Consideration (5) involves the inability of the public to judge the quality of a blood bank. This argument is not particular to blood transfusion services, since patients have an equally difficult time judging the quality of their physicians.1 Yet patients can choose among many different physicians, but, because of the economies of scale, are unlikely to have a choice of blood banks. The government and the public should not assume that any monopoly, whether it produces electricity or blood bank services, and whether it is "for-profit" or "nonprofit," will indefinitely perform in the publics best interest. In this situation there is an argument for the establishment of a regulatory board to whom the blood transfusion service is responsible.2 The board should consist of representatives of the medical establishment, government, and patients and should produce an annual report on the quality of the blood bank service, which should then be widely disseminated in the press.

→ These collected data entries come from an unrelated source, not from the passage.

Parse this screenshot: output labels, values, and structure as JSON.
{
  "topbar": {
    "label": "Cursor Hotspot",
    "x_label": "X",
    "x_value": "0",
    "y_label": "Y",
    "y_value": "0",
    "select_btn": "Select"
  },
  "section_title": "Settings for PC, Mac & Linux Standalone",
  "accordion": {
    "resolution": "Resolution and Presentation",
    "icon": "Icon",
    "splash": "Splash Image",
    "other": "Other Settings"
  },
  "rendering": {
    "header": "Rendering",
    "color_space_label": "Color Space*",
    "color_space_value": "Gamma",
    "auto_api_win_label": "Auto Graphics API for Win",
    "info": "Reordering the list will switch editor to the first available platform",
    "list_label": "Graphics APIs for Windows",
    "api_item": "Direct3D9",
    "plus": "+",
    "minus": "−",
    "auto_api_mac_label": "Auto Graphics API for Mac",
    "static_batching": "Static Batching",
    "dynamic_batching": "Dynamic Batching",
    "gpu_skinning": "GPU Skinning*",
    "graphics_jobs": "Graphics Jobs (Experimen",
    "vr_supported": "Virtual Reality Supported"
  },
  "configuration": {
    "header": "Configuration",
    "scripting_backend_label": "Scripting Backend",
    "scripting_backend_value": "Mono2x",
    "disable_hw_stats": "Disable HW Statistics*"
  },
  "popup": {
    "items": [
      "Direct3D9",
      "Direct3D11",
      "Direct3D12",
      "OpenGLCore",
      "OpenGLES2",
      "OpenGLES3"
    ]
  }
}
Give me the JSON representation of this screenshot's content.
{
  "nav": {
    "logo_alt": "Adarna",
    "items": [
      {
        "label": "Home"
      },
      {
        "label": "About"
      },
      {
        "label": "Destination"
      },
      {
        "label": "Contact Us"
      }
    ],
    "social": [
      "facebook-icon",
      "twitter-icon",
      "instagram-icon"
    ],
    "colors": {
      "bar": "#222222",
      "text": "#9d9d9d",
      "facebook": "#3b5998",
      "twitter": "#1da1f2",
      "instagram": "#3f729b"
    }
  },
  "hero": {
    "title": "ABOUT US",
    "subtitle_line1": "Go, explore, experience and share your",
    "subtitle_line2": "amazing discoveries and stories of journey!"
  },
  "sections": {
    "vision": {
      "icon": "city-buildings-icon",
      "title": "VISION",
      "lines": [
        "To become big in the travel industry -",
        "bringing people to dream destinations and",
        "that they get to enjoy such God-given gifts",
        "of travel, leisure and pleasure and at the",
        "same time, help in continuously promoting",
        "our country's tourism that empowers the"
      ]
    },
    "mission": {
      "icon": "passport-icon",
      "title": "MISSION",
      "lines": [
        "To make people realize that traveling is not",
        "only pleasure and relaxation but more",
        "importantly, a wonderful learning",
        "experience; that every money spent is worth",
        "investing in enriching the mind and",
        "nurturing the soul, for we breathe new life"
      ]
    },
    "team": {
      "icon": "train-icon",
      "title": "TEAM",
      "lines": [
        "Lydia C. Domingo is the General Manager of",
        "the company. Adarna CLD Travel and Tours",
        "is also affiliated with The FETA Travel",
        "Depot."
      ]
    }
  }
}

Box Figure 4.1 The Cost per Unit of Blood Transfused Declined in Uganda
(1994 dollars)

Source: Winsbury 1995, p. 94. Nominal amounts converted to current dollars at 1.2 dollars per ECU and then to 1994 dollars using the U.S. consumer price index.
In sum, the appropriate role of government in financing blood supplies depends first on ones view of the degree of financing the government should provide to curative health services. The argument for curative services extends directly to the provision of blood. The number of secondary infections averted through blood screening is unlikely to be a powerful argument for government subsidies. Even so, there is a strong argument for the government to launch and nurture a blood bank service as a subsidized "infant industry," before subjecting it to the rigors of the financing arrangements provided for the rest of the health care system. Finally, because economies of scale will tend to make the blood bank a monopoly in most communities, blood bank services should be subject to strict regulatory review.
1 Information is asymmetrically distributed between the firm producing and selling blood and the hospitals, physicians, or patients who consume it.2 While patients should be charged the same percentage of the marginal cost of a unit of blood that they are charged for other curative care of noninfectious diseases, it does not follow that donors should be paid for blood. The observations by Richard Titmuss (1972) regarding the benefits of recruiting voluntary donors have been found to apply in many different national settings.